A small corner, because the bits and pieces of the refuge’s 14-plus square miles are spread along more than fifty miles of Maine Coast, taking in a wide variety of environments.
At first glance, the refuge seems calm and unexciting, and you can enjoy it that way if you wish, quietly observing, with no carousels or candy stands to distract.
But wildlife refuges aren’t just what you see; they are active environments whose real purpose is about themselves, rather than about us. At Rachel Carson’s various sites, there are beaches, tidal salt marshes, dunes, uplands and more.
It’s home to a wide variety of plants and animals; for the endangered piping plover, it’s a key nesting place. The various areas of the refuge are not just samples to be observed, they are the living environment and protections for its future.
The bridge between the two functions, between the environment and the humans, is the excellent documentation and marked trails through the space, answering questions, indeed telling us sometimes what questions need to be asked: Why do the different areas differ in vegetation? How do the tides affect the upland areas? Why are some fungi round and flat while others grow tall pipes?
Even when shapes are similar, the colors vary widely.
It’s also where we unlearn things we thought we knew; the Indian pipes, which I was always sure were fungi, turn out to be a flowering plant, called ‘ghost flower’ by some, that lacks chlorophyll, and therefore can’t obtain energy from sunlight. It solves that problem by living as a parasite on nearby fungi.
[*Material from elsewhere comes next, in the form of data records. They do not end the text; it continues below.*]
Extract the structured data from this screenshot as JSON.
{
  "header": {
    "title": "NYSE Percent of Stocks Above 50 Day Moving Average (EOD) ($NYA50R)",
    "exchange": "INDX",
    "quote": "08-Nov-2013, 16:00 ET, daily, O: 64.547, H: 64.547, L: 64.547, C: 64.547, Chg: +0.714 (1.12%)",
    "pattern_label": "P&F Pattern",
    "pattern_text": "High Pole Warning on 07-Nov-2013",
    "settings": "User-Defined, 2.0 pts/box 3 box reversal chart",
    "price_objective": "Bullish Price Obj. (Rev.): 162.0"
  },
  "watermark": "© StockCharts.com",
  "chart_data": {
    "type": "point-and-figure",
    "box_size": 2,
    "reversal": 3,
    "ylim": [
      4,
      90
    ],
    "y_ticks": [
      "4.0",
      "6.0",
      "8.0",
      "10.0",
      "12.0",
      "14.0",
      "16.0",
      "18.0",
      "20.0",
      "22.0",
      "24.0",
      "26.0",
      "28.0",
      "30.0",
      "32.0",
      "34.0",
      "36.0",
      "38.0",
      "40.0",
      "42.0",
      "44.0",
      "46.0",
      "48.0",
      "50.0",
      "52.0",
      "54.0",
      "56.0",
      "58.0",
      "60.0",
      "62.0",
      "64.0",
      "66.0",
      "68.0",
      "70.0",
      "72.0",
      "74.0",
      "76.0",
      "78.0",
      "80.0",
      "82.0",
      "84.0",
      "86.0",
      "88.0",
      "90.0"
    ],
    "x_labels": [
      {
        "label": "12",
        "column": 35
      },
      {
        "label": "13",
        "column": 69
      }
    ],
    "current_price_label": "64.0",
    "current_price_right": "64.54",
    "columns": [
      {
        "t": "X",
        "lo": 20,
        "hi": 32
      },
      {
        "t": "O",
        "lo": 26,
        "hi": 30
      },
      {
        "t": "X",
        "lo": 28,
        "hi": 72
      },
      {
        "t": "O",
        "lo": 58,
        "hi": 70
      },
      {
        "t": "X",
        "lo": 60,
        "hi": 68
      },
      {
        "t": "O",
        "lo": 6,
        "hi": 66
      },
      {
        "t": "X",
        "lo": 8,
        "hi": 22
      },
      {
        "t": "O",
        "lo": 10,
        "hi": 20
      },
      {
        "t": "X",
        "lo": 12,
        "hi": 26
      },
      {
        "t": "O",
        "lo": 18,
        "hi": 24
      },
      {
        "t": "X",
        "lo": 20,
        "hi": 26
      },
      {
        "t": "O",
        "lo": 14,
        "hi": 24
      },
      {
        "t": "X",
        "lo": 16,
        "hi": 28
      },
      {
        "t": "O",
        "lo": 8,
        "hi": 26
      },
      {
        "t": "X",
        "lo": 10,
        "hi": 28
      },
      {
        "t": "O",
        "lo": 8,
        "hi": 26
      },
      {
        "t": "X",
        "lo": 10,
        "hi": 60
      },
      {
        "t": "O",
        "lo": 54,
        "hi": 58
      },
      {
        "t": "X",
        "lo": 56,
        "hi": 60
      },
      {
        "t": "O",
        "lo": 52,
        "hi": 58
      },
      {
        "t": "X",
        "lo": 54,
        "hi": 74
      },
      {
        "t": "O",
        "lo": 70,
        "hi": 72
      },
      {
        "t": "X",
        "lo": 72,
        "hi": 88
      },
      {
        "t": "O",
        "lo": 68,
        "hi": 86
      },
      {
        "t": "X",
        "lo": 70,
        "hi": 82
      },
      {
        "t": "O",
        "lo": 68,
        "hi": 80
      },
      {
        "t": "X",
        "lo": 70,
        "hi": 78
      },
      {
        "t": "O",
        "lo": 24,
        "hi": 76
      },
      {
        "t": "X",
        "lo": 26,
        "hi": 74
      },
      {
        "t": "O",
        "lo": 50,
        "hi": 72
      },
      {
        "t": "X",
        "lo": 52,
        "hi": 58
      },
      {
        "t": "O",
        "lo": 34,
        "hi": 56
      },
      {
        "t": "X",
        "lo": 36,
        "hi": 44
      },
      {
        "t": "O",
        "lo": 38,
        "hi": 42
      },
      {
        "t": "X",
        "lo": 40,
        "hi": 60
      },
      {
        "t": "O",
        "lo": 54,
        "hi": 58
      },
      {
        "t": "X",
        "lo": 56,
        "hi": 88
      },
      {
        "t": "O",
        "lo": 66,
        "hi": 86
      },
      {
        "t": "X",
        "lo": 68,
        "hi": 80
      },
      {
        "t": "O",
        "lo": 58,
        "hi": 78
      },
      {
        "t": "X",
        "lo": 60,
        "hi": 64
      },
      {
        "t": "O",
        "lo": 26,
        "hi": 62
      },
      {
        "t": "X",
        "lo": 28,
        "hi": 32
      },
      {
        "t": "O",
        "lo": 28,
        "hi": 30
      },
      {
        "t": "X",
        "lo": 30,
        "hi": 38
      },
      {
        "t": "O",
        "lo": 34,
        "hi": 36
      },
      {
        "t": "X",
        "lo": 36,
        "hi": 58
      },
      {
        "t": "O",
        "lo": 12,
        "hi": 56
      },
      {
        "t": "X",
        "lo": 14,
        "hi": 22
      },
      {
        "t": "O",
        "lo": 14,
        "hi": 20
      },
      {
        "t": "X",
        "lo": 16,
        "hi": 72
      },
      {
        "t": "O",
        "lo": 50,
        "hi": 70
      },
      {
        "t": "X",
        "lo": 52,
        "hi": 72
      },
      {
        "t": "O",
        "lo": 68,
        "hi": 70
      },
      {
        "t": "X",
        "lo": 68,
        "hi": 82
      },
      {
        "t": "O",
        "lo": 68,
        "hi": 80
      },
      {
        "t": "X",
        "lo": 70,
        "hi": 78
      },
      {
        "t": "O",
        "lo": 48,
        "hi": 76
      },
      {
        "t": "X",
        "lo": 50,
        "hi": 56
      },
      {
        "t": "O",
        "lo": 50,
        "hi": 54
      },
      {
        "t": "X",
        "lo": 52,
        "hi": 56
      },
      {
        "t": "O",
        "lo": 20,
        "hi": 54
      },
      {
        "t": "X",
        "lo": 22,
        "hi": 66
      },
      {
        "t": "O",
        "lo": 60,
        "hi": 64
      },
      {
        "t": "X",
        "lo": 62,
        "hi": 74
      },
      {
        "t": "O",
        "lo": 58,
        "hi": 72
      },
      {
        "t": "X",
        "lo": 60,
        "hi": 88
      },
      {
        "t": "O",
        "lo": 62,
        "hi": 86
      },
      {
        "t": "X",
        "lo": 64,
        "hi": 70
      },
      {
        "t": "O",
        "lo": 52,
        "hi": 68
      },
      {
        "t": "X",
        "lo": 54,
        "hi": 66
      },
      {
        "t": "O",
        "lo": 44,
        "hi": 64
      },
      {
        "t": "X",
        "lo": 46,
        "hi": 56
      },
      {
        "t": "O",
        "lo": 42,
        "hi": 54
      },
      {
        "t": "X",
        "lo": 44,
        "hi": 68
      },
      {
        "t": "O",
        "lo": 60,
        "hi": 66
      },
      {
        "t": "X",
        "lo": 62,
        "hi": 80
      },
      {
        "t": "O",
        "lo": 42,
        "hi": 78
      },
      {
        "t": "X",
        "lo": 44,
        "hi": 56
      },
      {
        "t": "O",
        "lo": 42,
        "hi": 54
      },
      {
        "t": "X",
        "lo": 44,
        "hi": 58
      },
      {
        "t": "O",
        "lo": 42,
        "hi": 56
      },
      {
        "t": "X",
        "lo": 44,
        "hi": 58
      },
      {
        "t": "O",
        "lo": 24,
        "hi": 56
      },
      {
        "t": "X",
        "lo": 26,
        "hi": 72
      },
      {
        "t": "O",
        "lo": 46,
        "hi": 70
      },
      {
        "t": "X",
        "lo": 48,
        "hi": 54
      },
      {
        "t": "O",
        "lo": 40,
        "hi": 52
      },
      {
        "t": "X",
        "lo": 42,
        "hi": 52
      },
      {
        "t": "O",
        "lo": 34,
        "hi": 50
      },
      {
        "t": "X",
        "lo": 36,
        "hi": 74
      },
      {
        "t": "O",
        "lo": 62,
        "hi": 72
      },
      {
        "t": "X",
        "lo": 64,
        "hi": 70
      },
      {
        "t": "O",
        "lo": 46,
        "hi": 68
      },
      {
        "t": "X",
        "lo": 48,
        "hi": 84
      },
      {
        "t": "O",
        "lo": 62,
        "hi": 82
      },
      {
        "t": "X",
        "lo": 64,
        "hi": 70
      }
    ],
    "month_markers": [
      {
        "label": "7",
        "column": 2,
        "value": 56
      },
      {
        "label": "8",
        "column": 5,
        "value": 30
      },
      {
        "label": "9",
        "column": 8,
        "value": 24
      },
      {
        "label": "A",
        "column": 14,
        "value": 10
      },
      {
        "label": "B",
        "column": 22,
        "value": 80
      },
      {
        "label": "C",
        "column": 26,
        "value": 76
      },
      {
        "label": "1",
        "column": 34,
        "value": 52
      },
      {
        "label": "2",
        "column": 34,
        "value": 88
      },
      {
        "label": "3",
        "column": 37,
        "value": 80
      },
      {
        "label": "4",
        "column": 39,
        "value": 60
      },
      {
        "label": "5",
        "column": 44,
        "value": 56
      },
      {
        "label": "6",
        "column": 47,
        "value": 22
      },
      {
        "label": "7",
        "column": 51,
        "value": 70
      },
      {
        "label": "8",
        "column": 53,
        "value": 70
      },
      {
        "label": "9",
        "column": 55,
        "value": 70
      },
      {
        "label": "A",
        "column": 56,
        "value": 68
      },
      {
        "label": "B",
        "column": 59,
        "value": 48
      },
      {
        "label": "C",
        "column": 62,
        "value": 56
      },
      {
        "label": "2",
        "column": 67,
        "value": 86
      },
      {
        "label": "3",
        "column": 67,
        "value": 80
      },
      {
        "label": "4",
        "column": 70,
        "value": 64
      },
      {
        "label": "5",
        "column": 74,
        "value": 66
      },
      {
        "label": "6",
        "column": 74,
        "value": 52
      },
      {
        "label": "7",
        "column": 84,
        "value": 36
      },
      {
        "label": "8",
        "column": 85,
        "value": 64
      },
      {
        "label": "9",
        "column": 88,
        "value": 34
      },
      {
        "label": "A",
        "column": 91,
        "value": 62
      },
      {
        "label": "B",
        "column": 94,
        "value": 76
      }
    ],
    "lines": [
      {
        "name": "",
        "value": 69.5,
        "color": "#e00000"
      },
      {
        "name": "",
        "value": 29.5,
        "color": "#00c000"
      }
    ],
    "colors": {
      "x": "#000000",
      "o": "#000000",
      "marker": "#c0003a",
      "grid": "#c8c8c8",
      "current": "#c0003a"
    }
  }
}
Large areas of ferns, ancient survivors, remind us that this is not a fixed condition, but one that has evolved over time, and is still changing. A refuge preserves not only what we see, but its potential for natural change.
For me, visiting a wildlife refuge is quite different from visiting a botanical garden; in a way, botanical gardens emphasize the beauty of the plants, and our relationship to them, but a refuge shows deeper relationships among species and kingdoms, and reminds us of how much can change when any part changes.
That emphasis on interrelationships especially makes this refuge’s name appropriate; its was created in 1966, only four years after Carson’s pioneering book Silent Spring alerted the world to the effect of widespread pesticide use on songbirds, and through them on insects, humans and more. She had already spent years studying the environment in southern Maine; her first major work, The Edge of the Sea, focused on life in the area’s tide pools.
The refuge has continued to grow since I took these photos in 2008; new areas have been added at both the northern and southern ends, and the eleven divisions stretch from Kittery in the south to Cape Elizabeth, just south of Portland.
These pictures, and the most visitable areas are around the Refuge’s headquarters near Wells, Maine. The entrance is on Route 9, near exit 19 on Route I-95.